Читаем Эпоха «остранения». Русский формализм и современное гуманитарное знание полностью

Михаил Ямпольский в комментарии к этому пассажу предложил связывать «вневременной» историзм Эйхенбаума с естественной историей [Ямпольский, 2003]; в том же контексте следует понимать и выражение «историческая энергия». Эйхенбаум пытается найти обобщающую, интегральную категорию для описания всех форм человеческого движения – как индивидуальных, так и коллективных, как материальных, так и культурных (литературных); такой крайне обобщенной, сверхвременной категорией оказывается энергия, сходная с энергией природных процессов. Понятно, что такая энергия превосходит личность и личную судьбу человека, и поэтому литературные произведения, в той мере, в какой они тоже описываются этой категорией, нужно рассматривать уже не в ходе конкретного эстетического восприятия и/или творчества, а в безличном эволюционном процессе. Впоследствии Эйхенбаум пытался выделить в качестве единицы такой энергии полуприродное-полуисторическое «поколение»[41]. Так преобразуемость энергии, перенятая формалистами из естественных наук, приводит их к постулированию абстрактной, сверхчеловеческой и даже внехудожественной «исторической энергии».
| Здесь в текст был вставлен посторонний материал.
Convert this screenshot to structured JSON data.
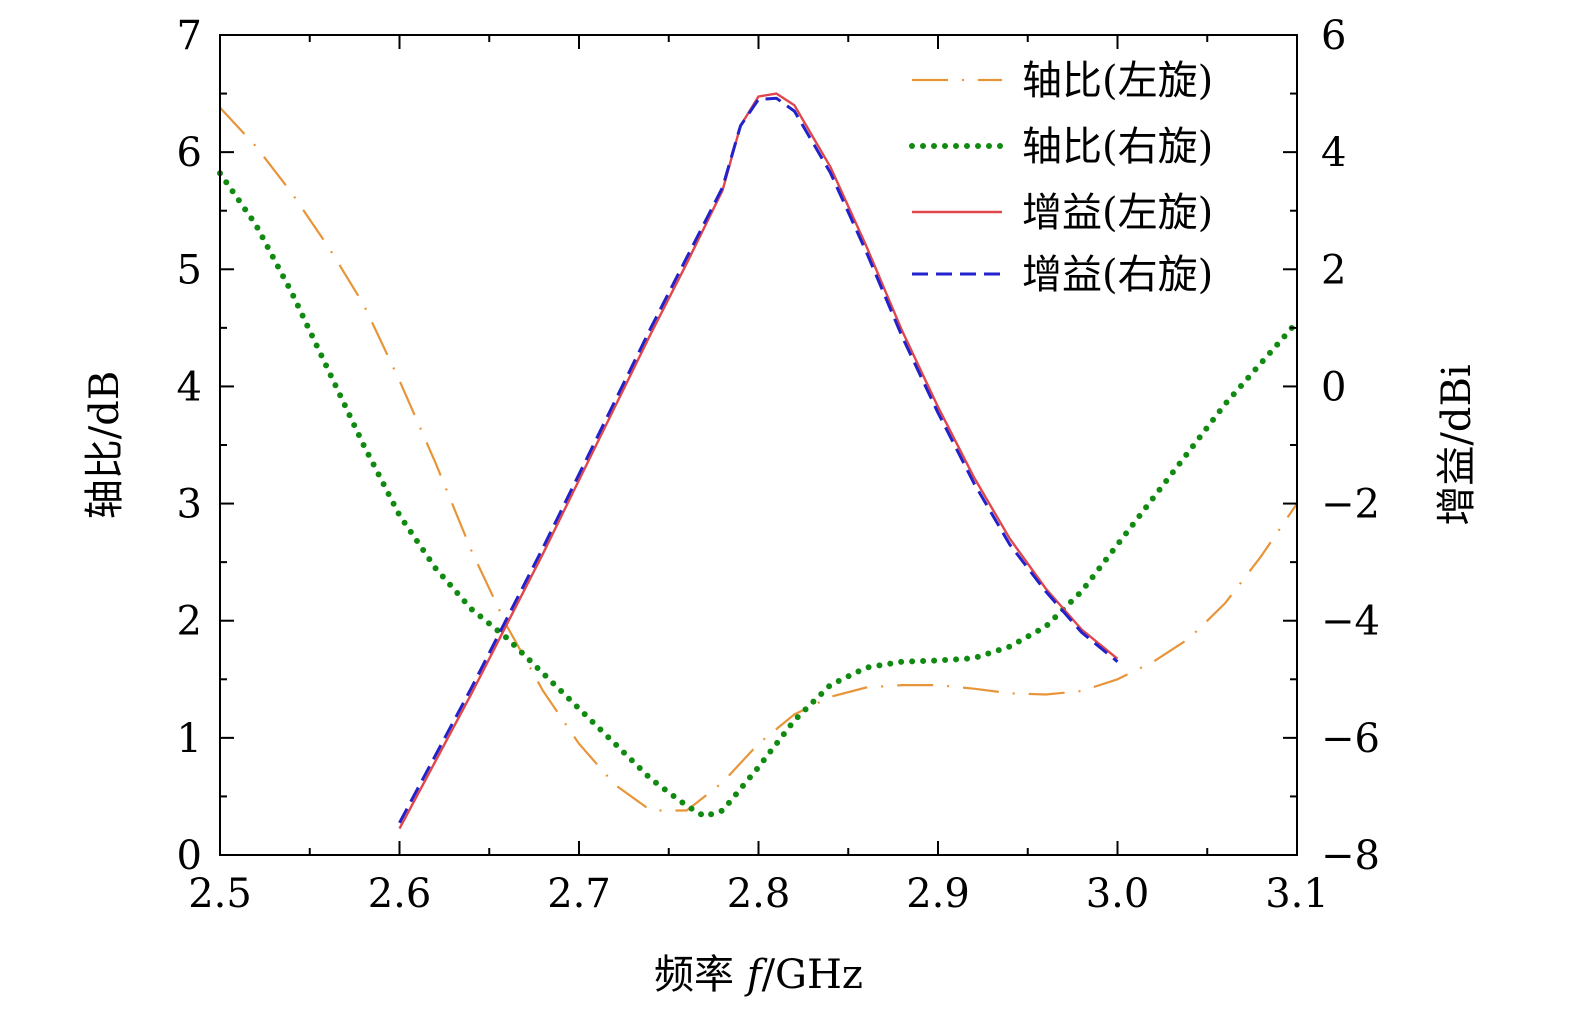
{
  "chart_data": {
    "type": "line",
    "xlabel_prefix": "频率 ",
    "xlabel_var": "f",
    "xlabel_unit": "/GHz",
    "ylabel_left": "轴比/dB",
    "ylabel_right": "增益/dBi",
    "xlim": [
      2.5,
      3.1
    ],
    "ylim_left": [
      0,
      7
    ],
    "ylim_right": [
      -8,
      6
    ],
    "x_ticks": [
      "2.5",
      "2.6",
      "2.7",
      "2.8",
      "2.9",
      "3.0",
      "3.1"
    ],
    "x_tick_values": [
      2.5,
      2.6,
      2.7,
      2.8,
      2.9,
      3.0,
      3.1
    ],
    "y_left_ticks": [
      "0",
      "1",
      "2",
      "3",
      "4",
      "5",
      "6",
      "7"
    ],
    "y_left_tick_values": [
      0,
      1,
      2,
      3,
      4,
      5,
      6,
      7
    ],
    "y_right_ticks": [
      "−8",
      "−6",
      "−4",
      "−2",
      "0",
      "2",
      "4",
      "6"
    ],
    "y_right_tick_values": [
      -8,
      -6,
      -4,
      -2,
      0,
      2,
      4,
      6
    ],
    "legend_position": "top-right",
    "series": [
      {
        "name": "轴比(左旋)",
        "axis": "left",
        "color": "#e8953a",
        "style": "dashdot",
        "x": [
          2.5,
          2.52,
          2.54,
          2.56,
          2.58,
          2.6,
          2.62,
          2.64,
          2.66,
          2.68,
          2.7,
          2.72,
          2.74,
          2.76,
          2.78,
          2.8,
          2.82,
          2.84,
          2.86,
          2.88,
          2.9,
          2.92,
          2.94,
          2.96,
          2.98,
          3.0,
          3.02,
          3.04,
          3.06,
          3.08,
          3.1
        ],
        "y": [
          6.38,
          6.05,
          5.65,
          5.2,
          4.7,
          4.05,
          3.35,
          2.6,
          1.95,
          1.4,
          0.95,
          0.6,
          0.38,
          0.38,
          0.62,
          0.95,
          1.2,
          1.35,
          1.43,
          1.45,
          1.45,
          1.42,
          1.38,
          1.37,
          1.4,
          1.5,
          1.65,
          1.85,
          2.15,
          2.55,
          3.0
        ]
      },
      {
        "name": "轴比(右旋)",
        "axis": "left",
        "color": "#118a11",
        "style": "dotted",
        "x": [
          2.5,
          2.52,
          2.54,
          2.56,
          2.58,
          2.6,
          2.62,
          2.64,
          2.66,
          2.68,
          2.7,
          2.72,
          2.74,
          2.76,
          2.77,
          2.78,
          2.8,
          2.82,
          2.84,
          2.86,
          2.88,
          2.9,
          2.92,
          2.94,
          2.96,
          2.98,
          3.0,
          3.02,
          3.04,
          3.06,
          3.08,
          3.1
        ],
        "y": [
          5.82,
          5.38,
          4.8,
          4.15,
          3.5,
          2.9,
          2.45,
          2.1,
          1.85,
          1.55,
          1.25,
          0.95,
          0.65,
          0.42,
          0.33,
          0.38,
          0.75,
          1.15,
          1.45,
          1.6,
          1.65,
          1.66,
          1.68,
          1.78,
          1.95,
          2.25,
          2.65,
          3.05,
          3.45,
          3.85,
          4.2,
          4.55
        ]
      },
      {
        "name": "增益(左旋)",
        "axis": "right",
        "color": "#e0474c",
        "style": "solid",
        "x": [
          2.6,
          2.62,
          2.64,
          2.66,
          2.68,
          2.7,
          2.72,
          2.74,
          2.76,
          2.78,
          2.79,
          2.8,
          2.81,
          2.82,
          2.84,
          2.86,
          2.88,
          2.9,
          2.92,
          2.94,
          2.96,
          2.98,
          3.0
        ],
        "y": [
          -7.55,
          -6.4,
          -5.25,
          -4.05,
          -2.85,
          -1.6,
          -0.35,
          0.9,
          2.1,
          3.35,
          4.45,
          4.95,
          5.0,
          4.8,
          3.75,
          2.4,
          0.95,
          -0.35,
          -1.55,
          -2.6,
          -3.45,
          -4.15,
          -4.65
        ]
      },
      {
        "name": "增益(右旋)",
        "axis": "right",
        "color": "#2222cc",
        "style": "dashed",
        "x": [
          2.6,
          2.62,
          2.64,
          2.66,
          2.68,
          2.7,
          2.72,
          2.74,
          2.76,
          2.78,
          2.79,
          2.8,
          2.81,
          2.82,
          2.84,
          2.86,
          2.88,
          2.9,
          2.92,
          2.94,
          2.96,
          2.98,
          3.0
        ],
        "y": [
          -7.45,
          -6.3,
          -5.15,
          -3.95,
          -2.75,
          -1.5,
          -0.25,
          1.0,
          2.2,
          3.4,
          4.45,
          4.9,
          4.92,
          4.7,
          3.65,
          2.3,
          0.85,
          -0.45,
          -1.65,
          -2.7,
          -3.5,
          -4.2,
          -4.7
        ]
      }
    ]
  }
}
Итак, как мы пытались показать, в ряде важнейших теоретических идей русского формализма содержится связная и существенная для их формирования сеть понятий, мотивов, мыслительных схем, которые отсылают к идее энергии, как она понимается в естествознании. Перемещения и преобразования энергии позволяют объяснять концентрацию смысла в стихотворном тексте, ступенчатое построение текста прозаического, подвижность границ литературных жанров и литературы в целом, наконец механизмы исторического развития художественной словесности. Оставаясь имплицитными, почти никогда не отрефлектированными интуициями, энергетические метафоры образуют бессознательную основу формалистической теории; на них опирается идея динамической формы и процессуальности всех литературных явлений. Если при анализе текстуальных приемов энергия, о которой идет речь, более или менее отождествлялась с психофизиологической энергией восприятия, то при анализе макрокультурных феноменов (таких, как жанр, эволюция) формалистам пришлось предполагать более абстрактные формы энергии, имеющие аналоги не столько в естественных, сколько в общественных науках (ср. теорию социальной энергии у Дюркгейма, теорию капитала в экономике).
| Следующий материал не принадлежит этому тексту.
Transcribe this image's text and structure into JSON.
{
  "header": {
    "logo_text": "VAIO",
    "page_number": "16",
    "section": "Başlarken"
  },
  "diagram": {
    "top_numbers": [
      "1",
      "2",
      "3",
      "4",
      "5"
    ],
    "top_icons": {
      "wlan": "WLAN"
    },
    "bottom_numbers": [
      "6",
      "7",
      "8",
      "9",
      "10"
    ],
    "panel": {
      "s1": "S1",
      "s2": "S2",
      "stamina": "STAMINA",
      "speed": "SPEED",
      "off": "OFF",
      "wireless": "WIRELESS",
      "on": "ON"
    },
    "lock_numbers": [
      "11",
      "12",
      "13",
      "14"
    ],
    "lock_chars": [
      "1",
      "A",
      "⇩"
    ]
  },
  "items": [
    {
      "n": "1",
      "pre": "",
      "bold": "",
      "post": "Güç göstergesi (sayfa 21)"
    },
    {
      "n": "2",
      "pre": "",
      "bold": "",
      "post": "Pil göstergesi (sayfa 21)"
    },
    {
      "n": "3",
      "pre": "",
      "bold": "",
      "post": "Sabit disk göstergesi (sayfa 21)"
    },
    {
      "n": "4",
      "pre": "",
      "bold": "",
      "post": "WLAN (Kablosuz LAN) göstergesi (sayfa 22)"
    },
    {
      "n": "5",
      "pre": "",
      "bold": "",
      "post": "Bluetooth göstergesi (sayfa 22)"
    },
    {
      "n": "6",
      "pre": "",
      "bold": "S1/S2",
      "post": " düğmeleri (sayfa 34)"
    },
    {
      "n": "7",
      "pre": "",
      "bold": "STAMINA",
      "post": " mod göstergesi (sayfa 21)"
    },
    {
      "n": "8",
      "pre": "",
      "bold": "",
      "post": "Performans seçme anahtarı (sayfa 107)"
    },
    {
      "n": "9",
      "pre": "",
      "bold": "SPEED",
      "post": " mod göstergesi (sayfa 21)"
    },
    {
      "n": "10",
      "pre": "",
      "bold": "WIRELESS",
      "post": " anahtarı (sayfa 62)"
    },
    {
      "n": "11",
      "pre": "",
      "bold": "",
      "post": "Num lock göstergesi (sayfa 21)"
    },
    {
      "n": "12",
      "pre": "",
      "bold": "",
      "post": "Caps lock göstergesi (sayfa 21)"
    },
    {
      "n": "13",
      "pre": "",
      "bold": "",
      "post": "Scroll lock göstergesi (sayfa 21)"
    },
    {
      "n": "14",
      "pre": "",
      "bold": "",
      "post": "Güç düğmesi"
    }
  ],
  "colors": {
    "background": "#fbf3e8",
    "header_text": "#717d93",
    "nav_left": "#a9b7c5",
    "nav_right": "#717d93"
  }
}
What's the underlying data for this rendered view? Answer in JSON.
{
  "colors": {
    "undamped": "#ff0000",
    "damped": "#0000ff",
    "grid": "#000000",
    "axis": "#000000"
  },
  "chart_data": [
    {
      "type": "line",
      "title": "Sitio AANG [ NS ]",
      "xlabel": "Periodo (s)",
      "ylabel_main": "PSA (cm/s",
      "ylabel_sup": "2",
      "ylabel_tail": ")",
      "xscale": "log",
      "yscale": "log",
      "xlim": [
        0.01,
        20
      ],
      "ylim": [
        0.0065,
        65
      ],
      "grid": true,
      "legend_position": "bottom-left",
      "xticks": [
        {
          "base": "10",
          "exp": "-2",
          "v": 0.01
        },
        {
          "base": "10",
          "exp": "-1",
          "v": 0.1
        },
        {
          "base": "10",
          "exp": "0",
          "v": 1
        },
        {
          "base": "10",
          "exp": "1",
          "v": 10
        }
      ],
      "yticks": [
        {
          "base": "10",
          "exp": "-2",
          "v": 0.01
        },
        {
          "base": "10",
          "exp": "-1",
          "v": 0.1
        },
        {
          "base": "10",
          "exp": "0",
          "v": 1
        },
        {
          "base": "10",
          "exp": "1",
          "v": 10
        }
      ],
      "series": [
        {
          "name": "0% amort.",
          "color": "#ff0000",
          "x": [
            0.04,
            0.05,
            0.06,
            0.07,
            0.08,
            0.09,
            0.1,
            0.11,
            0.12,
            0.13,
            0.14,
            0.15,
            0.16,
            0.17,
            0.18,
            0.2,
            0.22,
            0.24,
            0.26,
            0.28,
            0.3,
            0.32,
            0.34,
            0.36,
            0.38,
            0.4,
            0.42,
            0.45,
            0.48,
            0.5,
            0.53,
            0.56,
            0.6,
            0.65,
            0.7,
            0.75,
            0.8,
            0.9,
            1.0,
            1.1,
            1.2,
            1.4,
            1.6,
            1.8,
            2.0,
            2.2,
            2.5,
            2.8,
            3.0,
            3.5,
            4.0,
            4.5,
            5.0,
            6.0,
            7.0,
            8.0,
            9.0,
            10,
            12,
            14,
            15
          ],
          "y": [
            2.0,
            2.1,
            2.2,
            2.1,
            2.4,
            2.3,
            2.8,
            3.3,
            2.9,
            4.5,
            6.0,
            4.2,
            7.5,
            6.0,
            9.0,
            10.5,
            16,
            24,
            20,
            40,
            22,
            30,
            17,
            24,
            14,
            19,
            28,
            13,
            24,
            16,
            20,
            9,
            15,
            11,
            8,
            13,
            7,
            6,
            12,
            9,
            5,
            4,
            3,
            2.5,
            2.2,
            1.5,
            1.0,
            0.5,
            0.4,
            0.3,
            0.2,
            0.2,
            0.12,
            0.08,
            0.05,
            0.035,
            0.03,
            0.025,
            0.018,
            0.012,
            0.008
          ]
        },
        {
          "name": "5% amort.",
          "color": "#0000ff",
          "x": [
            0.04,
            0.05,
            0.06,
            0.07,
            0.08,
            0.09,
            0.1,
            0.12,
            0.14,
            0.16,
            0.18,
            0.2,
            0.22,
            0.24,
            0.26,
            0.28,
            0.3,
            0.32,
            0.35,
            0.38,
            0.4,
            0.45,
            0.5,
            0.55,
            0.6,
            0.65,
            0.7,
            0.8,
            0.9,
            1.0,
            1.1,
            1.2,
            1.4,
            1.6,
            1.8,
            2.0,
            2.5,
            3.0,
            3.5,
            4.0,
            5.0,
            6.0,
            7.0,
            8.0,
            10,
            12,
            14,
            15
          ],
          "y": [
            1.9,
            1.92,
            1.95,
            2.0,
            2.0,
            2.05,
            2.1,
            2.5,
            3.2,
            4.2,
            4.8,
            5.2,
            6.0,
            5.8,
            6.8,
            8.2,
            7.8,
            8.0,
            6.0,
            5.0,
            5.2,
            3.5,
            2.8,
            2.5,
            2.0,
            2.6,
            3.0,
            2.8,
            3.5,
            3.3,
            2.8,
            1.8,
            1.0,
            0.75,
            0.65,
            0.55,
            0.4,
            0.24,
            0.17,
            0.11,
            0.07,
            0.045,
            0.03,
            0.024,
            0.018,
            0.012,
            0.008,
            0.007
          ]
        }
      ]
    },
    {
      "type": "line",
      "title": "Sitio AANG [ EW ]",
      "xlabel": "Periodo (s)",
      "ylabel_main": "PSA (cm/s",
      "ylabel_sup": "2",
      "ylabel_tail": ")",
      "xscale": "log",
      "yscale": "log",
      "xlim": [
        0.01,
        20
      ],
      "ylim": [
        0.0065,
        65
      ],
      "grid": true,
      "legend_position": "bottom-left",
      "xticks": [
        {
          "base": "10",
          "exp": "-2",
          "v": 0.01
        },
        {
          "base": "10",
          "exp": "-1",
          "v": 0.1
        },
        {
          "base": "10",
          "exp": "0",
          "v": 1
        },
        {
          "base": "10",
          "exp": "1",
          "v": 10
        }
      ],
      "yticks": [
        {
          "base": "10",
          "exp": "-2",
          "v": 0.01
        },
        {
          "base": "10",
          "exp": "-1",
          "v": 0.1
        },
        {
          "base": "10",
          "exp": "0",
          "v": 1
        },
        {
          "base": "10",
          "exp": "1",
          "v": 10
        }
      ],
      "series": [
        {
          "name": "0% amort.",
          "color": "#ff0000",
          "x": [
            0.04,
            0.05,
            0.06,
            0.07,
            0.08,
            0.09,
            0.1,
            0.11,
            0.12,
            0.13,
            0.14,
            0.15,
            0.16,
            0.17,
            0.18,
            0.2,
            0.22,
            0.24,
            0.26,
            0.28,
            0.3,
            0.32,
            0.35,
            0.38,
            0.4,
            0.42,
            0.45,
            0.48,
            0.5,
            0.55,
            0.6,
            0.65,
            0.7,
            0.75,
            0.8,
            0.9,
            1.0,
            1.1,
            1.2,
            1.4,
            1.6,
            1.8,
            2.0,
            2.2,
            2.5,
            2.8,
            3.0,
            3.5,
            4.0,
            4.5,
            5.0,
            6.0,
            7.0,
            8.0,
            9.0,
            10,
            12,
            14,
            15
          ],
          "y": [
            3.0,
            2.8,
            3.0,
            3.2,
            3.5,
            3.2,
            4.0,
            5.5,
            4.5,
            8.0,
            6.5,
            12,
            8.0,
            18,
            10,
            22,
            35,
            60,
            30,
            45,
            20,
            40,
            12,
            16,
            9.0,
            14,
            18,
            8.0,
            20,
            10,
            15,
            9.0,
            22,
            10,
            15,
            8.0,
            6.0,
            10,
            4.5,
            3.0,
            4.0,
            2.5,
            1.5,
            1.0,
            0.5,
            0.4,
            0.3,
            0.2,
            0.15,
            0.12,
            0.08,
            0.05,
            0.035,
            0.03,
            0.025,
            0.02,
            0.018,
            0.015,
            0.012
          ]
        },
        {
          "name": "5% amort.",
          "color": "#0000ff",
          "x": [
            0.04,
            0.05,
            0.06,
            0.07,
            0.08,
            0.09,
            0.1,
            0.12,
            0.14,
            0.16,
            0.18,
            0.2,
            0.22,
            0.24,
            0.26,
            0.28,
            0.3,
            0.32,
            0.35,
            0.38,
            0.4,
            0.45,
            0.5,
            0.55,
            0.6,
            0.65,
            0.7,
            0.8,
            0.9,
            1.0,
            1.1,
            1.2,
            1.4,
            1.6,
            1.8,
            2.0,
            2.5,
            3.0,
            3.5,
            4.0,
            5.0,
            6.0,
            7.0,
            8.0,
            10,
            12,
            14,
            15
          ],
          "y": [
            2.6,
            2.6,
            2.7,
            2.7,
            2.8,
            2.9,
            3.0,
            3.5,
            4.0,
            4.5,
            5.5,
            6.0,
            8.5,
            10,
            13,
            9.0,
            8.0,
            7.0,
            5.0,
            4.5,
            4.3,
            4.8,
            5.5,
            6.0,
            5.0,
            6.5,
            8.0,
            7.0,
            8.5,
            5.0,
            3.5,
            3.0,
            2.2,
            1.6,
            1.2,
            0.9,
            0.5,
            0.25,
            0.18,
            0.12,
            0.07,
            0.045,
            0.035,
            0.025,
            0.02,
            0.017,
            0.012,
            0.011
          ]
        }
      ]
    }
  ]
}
С учетом такого энергетического подтекста по-новому выглядят некоторые общеэстетические проблемы формализма, прежде всего проблема «формы» и «содержания»: их оппозиция сближается с оппозицией энергии и информации. В теоретической кибернетике и семиотике энергию рассматривают как один из носителей информации, когда информация представляет собой тонкую, малозатратную модуляцию силовых взаимодействий. Хорошим примером для нашей темы будет речевой аппарат человека: несущая языковую информацию артикуляция звуков накладывается на базовый энергетический, сам по себе бес-смысленный процесс дыхания. Русские формалисты попытались выделить в качестве базового литературного процесса именно «дыхание» – как в узко-буквальном смысле (ср. процитированное выше замечание Томашевского об «экспираторной энергии»), так и в более широком значении психофизиологических процессов, происходящих при художественном переживании. Напротив того, смысловые факторы текста, его тематический «материал», «образы» и «мотивировки», относятся к вторичному уровню информации, который формалисты (упрощая, надо признать, действительное положение вещей) выносили за скобки художественной конструкции. Такая направленность их исследований осталась плохо понятой как их современниками, так и их продолжателями в области теоретической поэтики. В 1920-х годах Михаил Бахтин неточно определил формалистическую теорию как «материальную эстетику»: на самом деле оппозиция «материал – прием», которой пользовались опоязовцы, двусмысленна, и в их наиболее существенных теоретических построениях она предполагала применение «приемов» не к материи и даже не к смысловым структурам, а к энергии, к динамическим процессам, связанным со словом. Позднее структурно-семиотическая поэтика сфокусировала внимание на информационных, смысловых структурах текста, структурах «легких», чисто реляционных, не обращая внимания на «тяжелые» энергетические взаимодействия, которые формализм стремился разглядеть под поверхностью смысловых сообщений. Такая невостребованность энергетических интуиций в позднейшей науке о литературе приводит к тому, что тексты формалистов, при всей их яркости и стимулирующей силе, сегодня кажутся нам написанными на каком-то странном, чужом и несколько архаичном интеллектуальном языке, их понятия плохо поддаются адекватной перекодировке на язык современной теории[42]: это оттого, что они опираются на непривычные для нас допонятийные представления.